There was Duane who has a boy named Caleb that he likes to read to every night. And Duane, he changes his voice to match the characters. But, his boy notices and hollers it out if his Daddy accidentally uses that same voice twice. One thing I kept noticing about Duane was his eyes. There was all this story behind his eyes and they held the deepest kindness.

And there was Brittany who aches to be a momma. But, not just any momma. She wants to adopt. It’s not that she can’t have kids of her own, because most likely she can. They’ve just never tried. Her and her husband very much want to rescue some kids that are already out there somewhere in the world, who really need someone to take them in and love them for always.

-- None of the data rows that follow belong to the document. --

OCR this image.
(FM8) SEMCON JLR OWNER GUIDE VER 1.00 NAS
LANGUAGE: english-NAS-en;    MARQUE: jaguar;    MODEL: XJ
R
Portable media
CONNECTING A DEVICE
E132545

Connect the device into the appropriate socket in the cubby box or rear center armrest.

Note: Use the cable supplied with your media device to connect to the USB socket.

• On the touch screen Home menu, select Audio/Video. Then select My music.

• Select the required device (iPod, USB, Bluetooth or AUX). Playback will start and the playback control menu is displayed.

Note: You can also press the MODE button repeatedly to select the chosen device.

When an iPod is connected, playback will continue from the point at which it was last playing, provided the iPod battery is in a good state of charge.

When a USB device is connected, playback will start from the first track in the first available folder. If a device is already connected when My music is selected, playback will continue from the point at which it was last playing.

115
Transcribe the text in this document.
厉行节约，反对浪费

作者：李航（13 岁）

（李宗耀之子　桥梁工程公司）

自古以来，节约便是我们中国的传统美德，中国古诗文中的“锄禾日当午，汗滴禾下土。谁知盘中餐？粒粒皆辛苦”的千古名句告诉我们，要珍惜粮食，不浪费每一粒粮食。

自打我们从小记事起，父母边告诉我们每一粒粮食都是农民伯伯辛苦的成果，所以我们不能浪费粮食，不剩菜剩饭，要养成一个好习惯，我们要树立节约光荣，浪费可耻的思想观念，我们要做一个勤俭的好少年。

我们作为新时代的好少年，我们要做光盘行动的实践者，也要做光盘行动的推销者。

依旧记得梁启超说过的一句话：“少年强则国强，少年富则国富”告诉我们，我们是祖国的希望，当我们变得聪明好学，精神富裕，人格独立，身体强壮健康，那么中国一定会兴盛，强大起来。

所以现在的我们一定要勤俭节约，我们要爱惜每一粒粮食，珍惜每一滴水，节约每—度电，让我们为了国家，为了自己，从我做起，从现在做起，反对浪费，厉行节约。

And there was Richard, the artist. He loves light and the way light has this profound effect on everything. “If the light changes,” he said, “it feels like the whole landscape changes. The sky is a darker hue. The fields and hills become a different color.” Those are the sorts of things he likes to paint. He chuckled to tell us how his wife keeps wondering why he doesn’t paint people on the canvas. It’s not that he doesn’t like painting people, it’s just that he’s so in love with all the land.

I could go on and on about all the other beautiful people in that room.


As we drove back home, I thought about each person sitting in those cubicles behind those desks. Sometimes authors can get big heads. They can start thinking that publishers are just there to get the author’s message out and make their name great. All of us, in our pride, can start treating people like they’re some sort of servant of ours, or worse, we might even treat them like dirt.

But, this is not okay. We must never forget that each person has a soul and human life is precious. Just so exceedingly precious.

So, we take time to thank the artists and the mommas and the builders and the dreamers who work along beside us. We look them in their shiny eyes and listen to what they love.